Chip shortage forces Ford to build trucks without computers
A global semiconductor shortage and a February winter storm have combined to force Ford to build F-150 pickup trucks without some computers.
The company says the pickups will be held at factories for "a number of weeks," then shipped to dealers once computers are available and quality checks are done.
The move is the latest ripple from the global semiconductor shortage, which earlier this week forced Honda and Toyota to announce production cuts at some North American factories. General Motors also has been forced to build pickups without some computers and install them later.

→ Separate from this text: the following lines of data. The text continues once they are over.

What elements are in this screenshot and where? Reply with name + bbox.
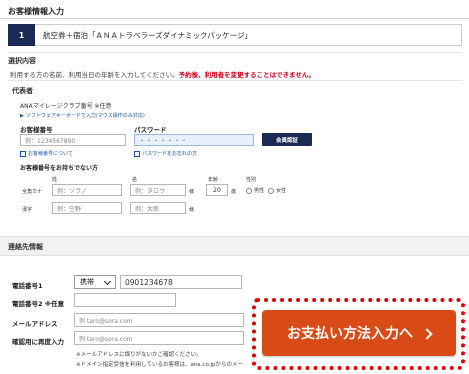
- gender-female-label: 女性: [276, 188, 287, 194]
- phone-type-value: 携帯: [80, 278, 94, 286]
- honorific-kanji: 様: [189, 207, 195, 213]
- member-number-label: お客様番号: [20, 126, 53, 134]
- step-label: 航空券＋宿泊「ＡＮＡトラベラーズダイナミックパッケージ」: [43, 31, 252, 40]
- gender-male-label: 男性: [254, 188, 265, 194]
- kana-row-label: 全角カナ: [22, 189, 43, 195]
- email-note-1: ※メールアドレスに誤りがないかご確認ください。: [76, 352, 202, 358]
- link-box-icon: [134, 150, 140, 157]
- arrow-right-icon: ▶: [20, 113, 24, 119]
- selection-divider-bottom: [8, 80, 462, 81]
- email-note-2: ※ドメイン指定受信を利用しているお客様は、ana.co.jpからのメー: [76, 362, 243, 368]
- representative-heading: 代表者: [12, 87, 33, 95]
- gender-male-option[interactable]: 男性: [246, 187, 264, 194]
- selection-description-text: 利用する方の名前、利用当日の年齢を入力してください。: [10, 71, 179, 79]
- password-label: パスワード: [134, 126, 167, 134]
- forgot-password-text: パスワードをお忘れの方: [142, 151, 198, 157]
- member-number-help-link[interactable]: お客様番号について: [20, 150, 73, 157]
- email-input[interactable]: 例 taro@sora.com: [74, 313, 244, 327]
- amc-number-label: ANAマイレージクラブ番号 ※任意: [20, 103, 112, 110]
- radio-icon: [246, 187, 252, 194]
- age-input[interactable]: 20: [206, 184, 228, 196]
- kanji-last-name-input[interactable]: 例：空野: [52, 202, 122, 214]
- title-divider: [0, 18, 469, 19]
- selection-divider: [8, 52, 462, 53]
- chevron-right-icon: [421, 327, 433, 340]
- phone2-input[interactable]: [74, 293, 176, 307]
- chevron-down-icon: [103, 277, 112, 286]
- kana-last-name-input[interactable]: 例：ソラノ: [52, 184, 122, 196]
- kana-first-name-input[interactable]: 例：タロウ: [130, 184, 186, 196]
- contact-section-band: [0, 236, 469, 256]
- page-title: お客様情報入力: [8, 7, 64, 16]
- radio-icon: [268, 187, 274, 194]
- phone2-label: 電話番号2 ※任意: [12, 300, 65, 308]
- column-age: 年齢: [208, 177, 219, 183]
- selection-heading: 選択内容: [8, 57, 36, 65]
- column-last-name: 姓: [52, 177, 58, 183]
- no-number-label: お客様番号をお持ちでない方: [20, 165, 99, 172]
- honorific-kana: 様: [189, 189, 195, 195]
- email-confirm-label: 確認用に再度入力: [12, 338, 64, 346]
- phone1-input[interactable]: 0901234678: [120, 275, 242, 289]
- member-number-help-text: お客様番号について: [28, 151, 73, 157]
- age-unit: 歳: [231, 189, 237, 195]
- gender-female-option[interactable]: 女性: [268, 187, 286, 194]
- column-first-name: 名: [132, 177, 138, 183]
- contact-heading: 連絡先情報: [8, 243, 43, 251]
- forgot-password-link[interactable]: パスワードをお忘れの方: [134, 150, 197, 157]
- link-box-icon: [20, 150, 26, 157]
- member-number-input[interactable]: 例：1234567890: [20, 134, 126, 146]
- column-gender: 性別: [246, 177, 257, 183]
- member-auth-button[interactable]: 会員認証: [262, 133, 312, 146]
- kanji-row-label: 漢字: [22, 207, 33, 213]
- password-input[interactable]: ・・・・・・・: [134, 134, 254, 146]
- software-keyboard-link[interactable]: ▶ ソフトウェアキーボードで入力(マウス操作のみ対応): [20, 112, 145, 119]
- phone-type-select[interactable]: 携帯: [74, 275, 116, 289]
- kanji-first-name-input[interactable]: 例：太郎: [130, 202, 186, 214]
- email-confirm-input[interactable]: 例 taro@sora.com: [74, 331, 244, 345]
- phone1-label: 電話番号1: [12, 282, 43, 290]
- email-label: メールアドレス: [12, 320, 58, 328]
- selection-warning: 予約後、利用者を変更することはできません。: [178, 71, 315, 79]
- proceed-to-payment-label: お支払い方法入力へ: [287, 326, 413, 342]
- software-keyboard-link-text: ソフトウェアキーボードで入力(マウス操作のみ対応): [25, 113, 145, 119]
- step-number: 1: [8, 24, 35, 46]
- selection-description: 利用する方の名前、利用当日の年齢を入力してください。予約後、利用者を変更すること…: [10, 69, 315, 79]
- proceed-to-payment-button[interactable]: お支払い方法入力へ: [262, 310, 456, 356]
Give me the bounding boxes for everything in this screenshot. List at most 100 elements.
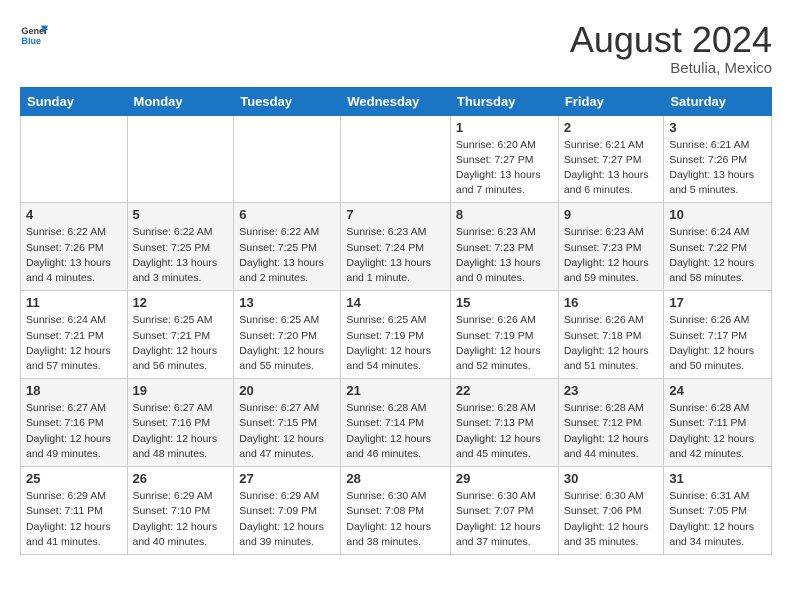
calendar-cell: 19 Sunrise: 6:27 AM Sunset: 7:16 PM Dayli… <box>127 379 234 467</box>
day-of-week-header: Wednesday <box>341 87 451 115</box>
calendar-cell: 10Sunrise: 6:24 AM Sunset: 7:22 PM Dayli… <box>664 203 772 291</box>
calendar-cell: 5 Sunrise: 6:22 AM Sunset: 7:25 PM Daylig… <box>127 203 234 291</box>
day-info: Sunrise: 6:23 AM Sunset: 7:24 PM Dayligh… <box>346 225 445 286</box>
day-info: Sunrise: 6:31 AM Sunset: 7:05 PM Dayligh… <box>669 489 766 550</box>
day-info: Sunrise: 6:27 AM Sunset: 7:16 PM Dayligh… <box>133 401 229 462</box>
day-number: 11 <box>26 295 122 310</box>
day-number: 26 <box>133 471 229 486</box>
calendar-cell: 13 Sunrise: 6:25 AM Sunset: 7:20 PM Dayli… <box>234 291 341 379</box>
day-info: Sunrise: 6:20 AM Sunset: 7:27 PM Dayligh… <box>456 138 553 199</box>
day-info: Sunrise: 6:29 AM Sunset: 7:09 PM Dayligh… <box>239 489 335 550</box>
title-block: August 2024 Betulia, Mexico <box>570 20 772 77</box>
calendar-cell: 6 Sunrise: 6:22 AM Sunset: 7:25 PM Daylig… <box>234 203 341 291</box>
day-number: 22 <box>456 383 553 398</box>
day-info: Sunrise: 6:30 AM Sunset: 7:07 PM Dayligh… <box>456 489 553 550</box>
day-of-week-header: Friday <box>558 87 664 115</box>
calendar-cell: 30 Sunrise: 6:30 AM Sunset: 7:06 PM Dayli… <box>558 467 664 555</box>
calendar-body: 1 Sunrise: 6:20 AM Sunset: 7:27 PM Daylig… <box>21 115 772 554</box>
day-info: Sunrise: 6:26 AM Sunset: 7:19 PM Dayligh… <box>456 313 553 374</box>
day-number: 3 <box>669 120 766 135</box>
calendar-cell: 26 Sunrise: 6:29 AM Sunset: 7:10 PM Dayli… <box>127 467 234 555</box>
calendar-cell: 14Sunrise: 6:25 AM Sunset: 7:19 PM Dayli… <box>341 291 451 379</box>
day-info: Sunrise: 6:26 AM Sunset: 7:17 PM Dayligh… <box>669 313 766 374</box>
logo-icon: General Blue <box>20 20 48 48</box>
day-info: Sunrise: 6:26 AM Sunset: 7:18 PM Dayligh… <box>564 313 659 374</box>
day-of-week-header: Tuesday <box>234 87 341 115</box>
calendar-cell: 2Sunrise: 6:21 AM Sunset: 7:27 PM Daylig… <box>558 115 664 203</box>
day-number: 15 <box>456 295 553 310</box>
calendar-cell <box>21 115 128 203</box>
day-info: Sunrise: 6:25 AM Sunset: 7:21 PM Dayligh… <box>133 313 229 374</box>
day-number: 5 <box>133 207 229 222</box>
calendar-cell: 15 Sunrise: 6:26 AM Sunset: 7:19 PM Dayli… <box>450 291 558 379</box>
day-number: 19 <box>133 383 229 398</box>
day-number: 18 <box>26 383 122 398</box>
calendar-cell: 27 Sunrise: 6:29 AM Sunset: 7:09 PM Dayli… <box>234 467 341 555</box>
day-of-week-header: Sunday <box>21 87 128 115</box>
calendar-week-row: 1 Sunrise: 6:20 AM Sunset: 7:27 PM Daylig… <box>21 115 772 203</box>
day-info: Sunrise: 6:29 AM Sunset: 7:11 PM Dayligh… <box>26 489 122 550</box>
calendar-cell: 3 Sunrise: 6:21 AM Sunset: 7:26 PM Daylig… <box>664 115 772 203</box>
calendar-cell: 23Sunrise: 6:28 AM Sunset: 7:12 PM Dayli… <box>558 379 664 467</box>
day-number: 31 <box>669 471 766 486</box>
svg-text:Blue: Blue <box>21 36 41 46</box>
calendar-table: SundayMondayTuesdayWednesdayThursdayFrid… <box>20 87 772 555</box>
day-number: 29 <box>456 471 553 486</box>
day-info: Sunrise: 6:28 AM Sunset: 7:11 PM Dayligh… <box>669 401 766 462</box>
calendar-cell: 21 Sunrise: 6:28 AM Sunset: 7:14 PM Dayli… <box>341 379 451 467</box>
day-info: Sunrise: 6:23 AM Sunset: 7:23 PM Dayligh… <box>564 225 659 286</box>
day-number: 1 <box>456 120 553 135</box>
day-info: Sunrise: 6:29 AM Sunset: 7:10 PM Dayligh… <box>133 489 229 550</box>
day-info: Sunrise: 6:28 AM Sunset: 7:13 PM Dayligh… <box>456 401 553 462</box>
day-of-week-header: Thursday <box>450 87 558 115</box>
calendar-cell: 24Sunrise: 6:28 AM Sunset: 7:11 PM Dayli… <box>664 379 772 467</box>
day-of-week-header: Saturday <box>664 87 772 115</box>
day-info: Sunrise: 6:30 AM Sunset: 7:08 PM Dayligh… <box>346 489 445 550</box>
day-info: Sunrise: 6:22 AM Sunset: 7:25 PM Dayligh… <box>133 225 229 286</box>
calendar-header-row: SundayMondayTuesdayWednesdayThursdayFrid… <box>21 87 772 115</box>
month-year-title: August 2024 <box>570 20 772 60</box>
day-info: Sunrise: 6:25 AM Sunset: 7:20 PM Dayligh… <box>239 313 335 374</box>
calendar-week-row: 11 Sunrise: 6:24 AM Sunset: 7:21 PM Dayli… <box>21 291 772 379</box>
calendar-cell: 4Sunrise: 6:22 AM Sunset: 7:26 PM Daylig… <box>21 203 128 291</box>
calendar-cell <box>127 115 234 203</box>
day-number: 13 <box>239 295 335 310</box>
page-header: General Blue August 2024 Betulia, Mexico <box>20 20 772 77</box>
calendar-week-row: 4Sunrise: 6:22 AM Sunset: 7:26 PM Daylig… <box>21 203 772 291</box>
day-number: 16 <box>564 295 659 310</box>
day-number: 8 <box>456 207 553 222</box>
day-info: Sunrise: 6:21 AM Sunset: 7:26 PM Dayligh… <box>669 138 766 199</box>
calendar-cell: 7 Sunrise: 6:23 AM Sunset: 7:24 PM Daylig… <box>341 203 451 291</box>
calendar-cell: 28 Sunrise: 6:30 AM Sunset: 7:08 PM Dayli… <box>341 467 451 555</box>
calendar-cell: 16 Sunrise: 6:26 AM Sunset: 7:18 PM Dayli… <box>558 291 664 379</box>
day-number: 2 <box>564 120 659 135</box>
day-number: 7 <box>346 207 445 222</box>
calendar-cell: 25 Sunrise: 6:29 AM Sunset: 7:11 PM Dayli… <box>21 467 128 555</box>
day-info: Sunrise: 6:28 AM Sunset: 7:14 PM Dayligh… <box>346 401 445 462</box>
day-info: Sunrise: 6:24 AM Sunset: 7:22 PM Dayligh… <box>669 225 766 286</box>
calendar-cell: 11 Sunrise: 6:24 AM Sunset: 7:21 PM Dayli… <box>21 291 128 379</box>
day-number: 28 <box>346 471 445 486</box>
calendar-week-row: 25 Sunrise: 6:29 AM Sunset: 7:11 PM Dayli… <box>21 467 772 555</box>
day-number: 6 <box>239 207 335 222</box>
day-info: Sunrise: 6:30 AM Sunset: 7:06 PM Dayligh… <box>564 489 659 550</box>
day-number: 4 <box>26 207 122 222</box>
calendar-cell: 18Sunrise: 6:27 AM Sunset: 7:16 PM Dayli… <box>21 379 128 467</box>
calendar-cell: 8 Sunrise: 6:23 AM Sunset: 7:23 PM Daylig… <box>450 203 558 291</box>
day-number: 17 <box>669 295 766 310</box>
day-number: 20 <box>239 383 335 398</box>
day-number: 30 <box>564 471 659 486</box>
day-number: 25 <box>26 471 122 486</box>
calendar-cell: 22 Sunrise: 6:28 AM Sunset: 7:13 PM Dayli… <box>450 379 558 467</box>
day-number: 12 <box>133 295 229 310</box>
day-info: Sunrise: 6:22 AM Sunset: 7:25 PM Dayligh… <box>239 225 335 286</box>
day-number: 27 <box>239 471 335 486</box>
calendar-cell: 29 Sunrise: 6:30 AM Sunset: 7:07 PM Dayli… <box>450 467 558 555</box>
day-info: Sunrise: 6:28 AM Sunset: 7:12 PM Dayligh… <box>564 401 659 462</box>
calendar-cell <box>234 115 341 203</box>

Ford's move is likely to tighten inventory of F-Series pickups, the top-selling vehicles in America. Inventories already are tight due to high demand and production losses due to last year's coronavirus-related factory shutdowns.
Ford also said it will build the Edge SUV without computers and ship them later, and it will cancel some shifts Thursday and Friday at an assembly plant in Louisville, Kentucky, where the Ford Escape SUV is made.
Automakers have said they don't expect the chip shortage to get any better before the third quarter of the year. Ford has said the shortage could cut its pretax earnings by $1 billion to $2.5 billion, even if it makes up for some of the lost production in the second half of the year.
Also Thursday, Nissan announced it would temporarily cancel production at factories in Smyrna, Tennessee; Canton, Mississippi; and in Aguascalientes, Mexico, due to the chip shortage. Some U.S. production lines will be down from Friday through Monday, while others will be idled just for the weekend. Aguascalientes Plant 1 will stop production through Tuesday.
Affected models include the Murano, Rogue, Maxima, Leaf, Altima, NV Vans, Kicks, Versa and March.
In addition, Volkswagen and Fiat Chrysler (now Stellantis) also say they have been affected by the shortage and forced to delay production of some models in order to keep other factories running.
Industry officials say semiconductor companies diverted production to consumer electronics during the worst of the COVID-19 slowdown in auto sales last spring. Global automakers were forced to close plants to prevent the spread of the virus. When automakers recovered, there weren't enough chips as demand for personal electronics boomed.